Avec ce deuxième tir, le gouvernement démontre à nouveau que sa politique de « gestion » du loup est aux antipodes des propos avancés par le ministre de l’Ecologie et du Développement Durable, le 19 juillet dernier.
Oui, des attaques de loup ont eu lieu cet été sur le troupeau de 750 brebis présent sur ce massif, mais il s’agit d’un troupeau sur lequel aucune mesure de prévention n’est mise en place et qui n’est même pas sous la surveillance d’un berger. A tel point que, fin août, l’éleveur avait égaré la moitié de son troupeau pendant dix jours.

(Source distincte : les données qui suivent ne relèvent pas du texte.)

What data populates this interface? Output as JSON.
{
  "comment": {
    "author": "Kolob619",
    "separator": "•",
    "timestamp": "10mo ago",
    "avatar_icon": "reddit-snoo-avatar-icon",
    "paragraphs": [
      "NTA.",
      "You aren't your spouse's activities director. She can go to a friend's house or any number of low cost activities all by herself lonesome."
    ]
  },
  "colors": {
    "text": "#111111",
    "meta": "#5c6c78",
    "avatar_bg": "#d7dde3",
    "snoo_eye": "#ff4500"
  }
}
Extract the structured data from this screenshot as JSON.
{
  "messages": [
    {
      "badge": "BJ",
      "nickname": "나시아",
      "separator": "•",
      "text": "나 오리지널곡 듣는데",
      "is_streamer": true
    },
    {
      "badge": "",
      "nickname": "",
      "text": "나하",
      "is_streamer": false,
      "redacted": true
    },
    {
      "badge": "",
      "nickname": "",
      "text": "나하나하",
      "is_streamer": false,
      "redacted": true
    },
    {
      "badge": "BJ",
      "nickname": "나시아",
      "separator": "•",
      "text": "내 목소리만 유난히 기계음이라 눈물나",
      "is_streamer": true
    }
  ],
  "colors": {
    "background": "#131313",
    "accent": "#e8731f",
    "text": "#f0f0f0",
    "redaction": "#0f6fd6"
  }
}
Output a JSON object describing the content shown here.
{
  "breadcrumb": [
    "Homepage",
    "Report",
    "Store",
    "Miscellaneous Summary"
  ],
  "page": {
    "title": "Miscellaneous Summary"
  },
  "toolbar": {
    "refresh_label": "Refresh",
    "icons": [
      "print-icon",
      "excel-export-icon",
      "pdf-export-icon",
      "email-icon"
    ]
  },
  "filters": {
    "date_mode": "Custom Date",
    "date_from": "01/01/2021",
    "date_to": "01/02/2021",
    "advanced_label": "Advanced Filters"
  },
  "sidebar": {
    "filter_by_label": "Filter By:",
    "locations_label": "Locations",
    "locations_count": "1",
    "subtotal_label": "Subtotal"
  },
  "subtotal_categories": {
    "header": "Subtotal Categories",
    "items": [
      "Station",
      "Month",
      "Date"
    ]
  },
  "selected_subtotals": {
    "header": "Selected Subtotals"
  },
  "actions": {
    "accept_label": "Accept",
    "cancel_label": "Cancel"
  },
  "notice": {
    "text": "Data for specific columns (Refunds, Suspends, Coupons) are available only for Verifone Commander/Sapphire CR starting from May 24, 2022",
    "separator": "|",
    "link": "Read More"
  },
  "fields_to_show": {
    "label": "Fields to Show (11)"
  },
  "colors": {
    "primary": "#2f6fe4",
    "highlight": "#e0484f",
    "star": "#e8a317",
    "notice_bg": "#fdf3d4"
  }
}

De plus, seuls deux loups étaient présents sur le Taillefer. Avec la perte d’un individu, l’installation de l’espèce est donc compromise sur ce massif. Un loup, deux loups, trois, quatre ou plus. Où s’arrêtera la surenchère ? La fédération France Nature Environnement maintient que ces tirs ne résoudront en rien les problèmes de fond de la filière ovine, mais risquent de compromettre la viabilité de l’espèce loup dans notre pays.
La France est donc clairement face à un choix :
La fédération France Nature Environnement demande solennellement au gouvernement de faire cesser immédiatement ces tirs démagogiques qui sont contraires aux termes mêmes de l’arrêté ministériel d’août dernier qui stipule qu’ « Il ne peut être procédé aux tirs de prélèvement que sur des territoires où : soit les dommages restent importants malgré l'ensemble des mesures de protection mises en place, soit la mise en place des moyens de protection efficaces contraint fortement les conditions d'exploitation au point de remettre en cause le fonctionnement des systèmes pastoraux les plus adaptés ».